A Sniper’s War is the story of a man known only as Deki whose anti-U.S. views led him to join the pro-Russian rebels in the Ukrainian conflict that began in 2014. New York City filmmaker Olya Schechter followed the Serbian sniper for the three years he was active in Ukraine.
Deki fought in the Kosovo war where he witnessed bombings of non-military targets he characterizes as NATO terrorism in Bosnia. He says “The United States is the most genocidal state in the world.” He’d done construction work to build the Olympic village for the 2014 games in Sochi but was compelled to go to Ukraine and fight when Ukraine separated politically from Russia. Since 2014 an on-and-off war has been simmering in eastern Ukraine. The combatants are government forces (supported by NATO) against Russian-backed separatists and they have fought each other to a standstill. 10,000 have died and the region is also suffering a humanitarian crisis as a result of the war.
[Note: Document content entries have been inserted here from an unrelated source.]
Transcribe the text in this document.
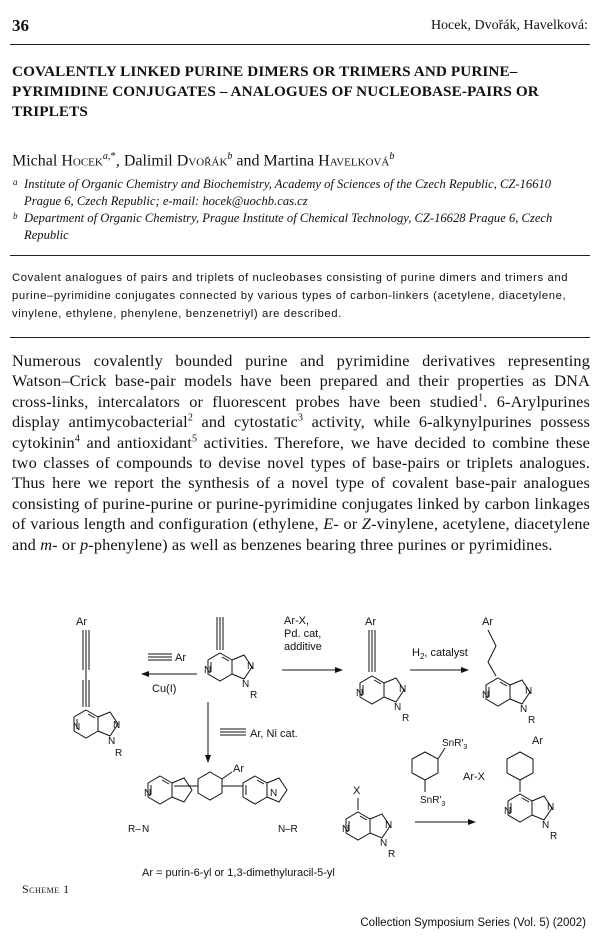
36	Hocek, Dvořák, Havelková:
COVALENTLY LINKED PURINE DIMERS OR TRIMERS AND PURINE–PYRIMIDINE CONJUGATES – ANALOGUES OF NUCLEOBASE-PAIRS OR TRIPLETS
Michal Hocek$^{a,*}$, Dalimil Dvořák$^b$ and Martina Havelková$^b$
a Institute of Organic Chemistry and Biochemistry, Academy of Sciences of the Czech Republic, CZ-16610 Prague 6, Czech Republic; e-mail: hocek@uochb.cas.cz
b Department of Organic Chemistry, Prague Institute of Chemical Technology, CZ-16628 Prague 6, Czech Republic
Covalent analogues of pairs and triplets of nucleobases consisting of purine dimers and trimers and purine–pyrimidine conjugates connected by various types of carbon-linkers (acetylene, diacetylene, vinylene, ethylene, phenylene, benzenetriyl) are described.
Numerous covalently bounded purine and pyrimidine derivatives representing Watson–Crick base-pair models have been prepared and their properties as DNA cross-links, intercalators or fluorescent probes have been studied$^1$. 6-Arylpurines display antimycobacterial$^2$ and cytostatic$^3$ activity, while 6-alkynylpurines possess cytokinin$^4$ and antioxidant$^5$ activities. Therefore, we have decided to combine these two classes of compounds to devise novel types of base-pairs or triplets analogues. Thus here we report the synthesis of a novel type of covalent base-pair analogues consisting of purine-purine or purine-pyrimidine conjugates linked by carbon linkages of various length and configuration (ethylene, E- or Z-vinylene, acetylene, diacetylene and m- or p-phenylene) as well as benzenes bearing three purines or pyrimidines.
Ar
N	N
N
R
Ar
Cu(I)
N	N
N
R
Ar-X,
Pd. cat,
additive
Ar
N	N
N
R
$H_2$, catalyst
Ar
N	N
N
R
Ar, Ni cat.
Ar
N
R– N
N
N –R
X
N	N
N
R
$SnR'_3$
$SnR'_3$
Ar-X
Ar
N	N
N
R
Ar = purin-6-yl or 1,3-dimethyluracil-5-yl
Scheme 1
Collection Symposium Series (Vol. 5) (2002)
Military bases and frontline battles were open to Shechter as she enjoyed an astonishing level of access once she’d earned Deki’s trust. She is either a complete badass or batshit crazy or both. She and her cinematographers walked into firefights and shelling attacks with camera in focus and recording, collecting hundreds of hours of footage to paint an intimate portrait of the complex and fascinating nature of Deki, the person, and the killer.
“He says ‘The United States is the most genocidal state in the world.'”
Deki admits snipers are emotionally twisted, though he seems to have adjusted well. He cautions against looking into the eyes of a target before pulling the trigger, as that will haunt you. The gun is a fetish. No one touches the rifle, not the next soldier, not Russian officers. Snipers build an aura around their reputation with signature shots and bullets. Deki is known as the best. Rivalries spill over online. One of the most fascinating moments comes when a sniper fighting for the Ukrainian government trolls Deki on the Russian social media platform VK. Deki shakes off the trash talk until his opponent threatens his family in Serbia and a sniper duel is scheduled to settle the matter. Schechter captures all this on film, including the results.
He is a legend in Donetsk. He sees himself as a good person working for a righteous cause. More than that, he’s a Paladin sacrificing himself to defend the undefended. Introduced to a classroom, the kids look to him as a hero. Near the front lines where random shelling and sniper fire comes at night he visits an elderly woman looking after a disabled child and promises her he’ll do what he can to make the attacks stop. He is blessed by the Bishop at the Christian Orthodox church. They tell him he’s always welcome and pray for his safety. His ethics are iron-clad: he’s never killed an unarmed person.
“…asked about his skill with the rifle he smiles. ‘A little math, a little practice’… “
He’s quiet, no drama. “I saved hundreds of lives.” When asked to explain this he elaborates: “In a battle I go out first. I kill their snipers and gunners. If I don’t do my job hundreds of my men get killed.” This aspect of Deki’s mission parallels American Sniper, the biopic about Chris Kyle. They share the same ideals and ethics but Deki is pointed back this way.
He has given more thought to his morals, his life, the price he pays, and his place in the world than any American I know. He is not an extreme personality or a zealot. He’s not fit for society, but he’s not a sociopath. He reasons. He emotes. He empathizes. He’s ordered, following his logic relentlessly. These traits make him the most chillingly frightening killer imaginable. He’s not crazy and he does not miss. When asked about his skill with the rifle he smiles. “A little math, a little practice. I was good at physics.”
Schechter tried to keep politics out of it, telling the story of a man, not the story of a war. She decided the best way to do this was to let him speak. It took four edits to strike the right balance. The result is a stunning film that will knock you back in your seat and show you a wider world. It seems like an alternate universe that it’s hard to believe is only 5700 air miles from here, a 14-hour flight. It may make you question your worldview. We could say Deki was wrong, a cold-blooded assassin who kills without remorse and this makes him evil, except we also have snipers. Context at ground level is the whole story.
Screenings upcoming: February 23rd, Big Sky Film Festival and also at Missoula Hellgate Elks Lodge. The film will also screen on April 16th at the Moscow International Film Festival (where I’m guessing it will be a big hit!).
A Sniper’s War (2018) Directed by Olya Schechter.